Severe gastroesophageal reflux disease may result in acquired esophageal dysmotility. The correct surgical approach to associated gastroesophageal reflux disease and dysmotility is controversial, in particular whether the "gold-standard" total fundoplication of Nissen is appropriate compared with partial fundoplication. Our unit has performed total fundoplication for all patients, irrespective of esophageal motility, and this article describes that experience.
Ninety-eight patients undergoing antireflux surgery were divided into 2 groups. Group 1 (n=60) consisted of patients with normal esophageal motility, and group 2 (n=38) had dysmotility. All patients underwent preoperative and postoperative manometry, 24-hour pH testing, symptom scoring, and quality-of-life assessment.
The median postoperative acid score was not significantly different between groups 1 and 2. Eighty-eight percent of patients with normal motility and 89% of patients with dysmotility had no symptoms or minor symptoms, with a significant improvement in quality of life 6 months after surgery.
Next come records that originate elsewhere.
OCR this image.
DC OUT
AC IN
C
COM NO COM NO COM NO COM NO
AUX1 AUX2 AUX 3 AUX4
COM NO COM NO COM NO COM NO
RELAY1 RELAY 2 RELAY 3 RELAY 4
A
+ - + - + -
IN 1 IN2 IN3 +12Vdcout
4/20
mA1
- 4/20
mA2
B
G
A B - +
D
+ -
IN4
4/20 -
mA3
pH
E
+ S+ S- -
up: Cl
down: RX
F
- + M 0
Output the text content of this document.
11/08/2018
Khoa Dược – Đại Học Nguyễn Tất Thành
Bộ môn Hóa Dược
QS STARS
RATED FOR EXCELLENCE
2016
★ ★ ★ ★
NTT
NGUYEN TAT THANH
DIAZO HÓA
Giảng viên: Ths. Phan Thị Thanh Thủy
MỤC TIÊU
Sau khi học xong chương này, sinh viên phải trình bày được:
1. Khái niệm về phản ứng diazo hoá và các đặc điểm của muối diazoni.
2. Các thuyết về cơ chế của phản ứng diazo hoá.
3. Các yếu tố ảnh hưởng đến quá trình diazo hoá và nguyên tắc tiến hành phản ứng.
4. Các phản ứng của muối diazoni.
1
There was a significant increase in esophageal wave amplitude in both groups, and 20 patients (53%) in the dysmotility group reverted to normal motility after surgery. Recurrent symptoms were associated with postoperative abnormal pH profiles in 5 patients from group 1 and 3 from group 2.
Preoperative dysmotility is not a contraindication for total fundoplication. Postoperative acid control is associated with improved esophageal clearance and symptoms.